We are experiencing a sea-change, a shift in our cultural norms. Even rich, famous, formerly invincible predators can be exposed and brought to court. So, do we who have experienced these episodes in medicine now have an obligation to report? If I know that Mr. Stripping Physician is a teaching attending at a major medical school, what do I do? What about Mr. Sketchy Leg Vein Study? Or the others?
There were more stories yesterday afternoon, and I’m sure there will be more as we move forward. I take heart in this. I am hopeful that people are speaking up, and that their voices are being heard. But I am also not sure what to say about what has already happened. Let me know what you think.

I always hesitate to tell a woman to report, because it’s painful and risky. If you think you can do it safely and can cope with the emotional fallout, and if he’s still active, reporting now might save some other trainee from going through what you went through – and it’s still not your obligation.
It shouldn’t surprise me that every woman I know has a story. And yet it still does. #metoo
Thanks for your input! I’m struggling w this right now. I seriously pushed the incident out of my mind for over a decade. But if he’s pulling this stuff with students and trainees still, well, that could be pretty harmful. Thinking about it. Appreciate your ideas.
Oh, honey. I could write a book. This was more or less part of the background noise back in the late 1970s. In fact, every lecture had a picture lifted from Playboy or Hustler as the last slide. It was just part of the general atmosphere.

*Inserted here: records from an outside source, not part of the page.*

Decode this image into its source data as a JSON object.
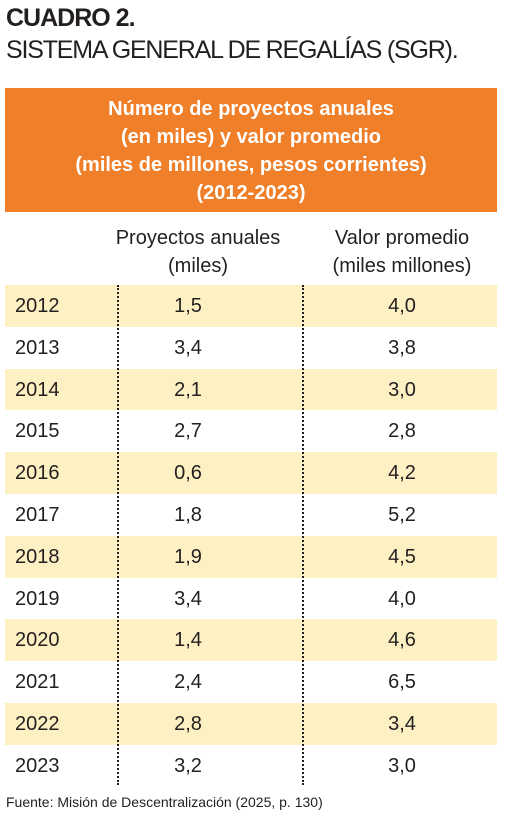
{
  "header": {
    "title": "CUADRO 2.",
    "subtitle": "SISTEMA GENERAL DE REGALÍAS (SGR)."
  },
  "table": {
    "caption": [
      "Número de proyectos anuales",
      "(en miles) y valor promedio",
      "(miles de millones, pesos corrientes)",
      "(2012-2023)"
    ],
    "columns": [
      [
        "Proyectos anuales",
        "(miles)"
      ],
      [
        "Valor promedio",
        "(miles millones)"
      ]
    ],
    "rows": [
      [
        "2012",
        "1,5",
        "4,0"
      ],
      [
        "2013",
        "3,4",
        "3,8"
      ],
      [
        "2014",
        "2,1",
        "3,0"
      ],
      [
        "2015",
        "2,7",
        "2,8"
      ],
      [
        "2016",
        "0,6",
        "4,2"
      ],
      [
        "2017",
        "1,8",
        "5,2"
      ],
      [
        "2018",
        "1,9",
        "4,5"
      ],
      [
        "2019",
        "3,4",
        "4,0"
      ],
      [
        "2020",
        "1,4",
        "4,6"
      ],
      [
        "2021",
        "2,4",
        "6,5"
      ],
      [
        "2022",
        "2,8",
        "3,4"
      ],
      [
        "2023",
        "3,2",
        "3,0"
      ]
    ]
  },
  "footer": "Fuente: Misión de Descentralización (2025, p. 130)"
}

I was hoping it would have got better with time (after all, they did build changing rooms for the women so we didn’t have to use the broom closet since the nurses wouldn’t let us use their room) but I guess not. There may be a shift in cultural norms but the current occupant of the White House is still there.
I think things are changing. Yes, there’s fits and starts, yes, the President (heavy sigh), but overall, I sense things are getting better…
I’m not a doctor yet, currently in an SMP and wrapping up the application process to medical school. But I worked in the financial industry prior to pursuing medicine, and I had more than a few similar run-ins with colleagues and higher ups. The branch of finance that I was in has a similar training structure to medicine (although much less intense!) and I never felt like reporting was right in my setting. I’ll be interested in hearing if you decided to report or not – it’s such a difficult decision that no one should ever even have to make.
Sorry for delayed approval, I didn’t realize this was pending! Haven’t reported. Can’t get my head around how difficult it would be to prove this happened.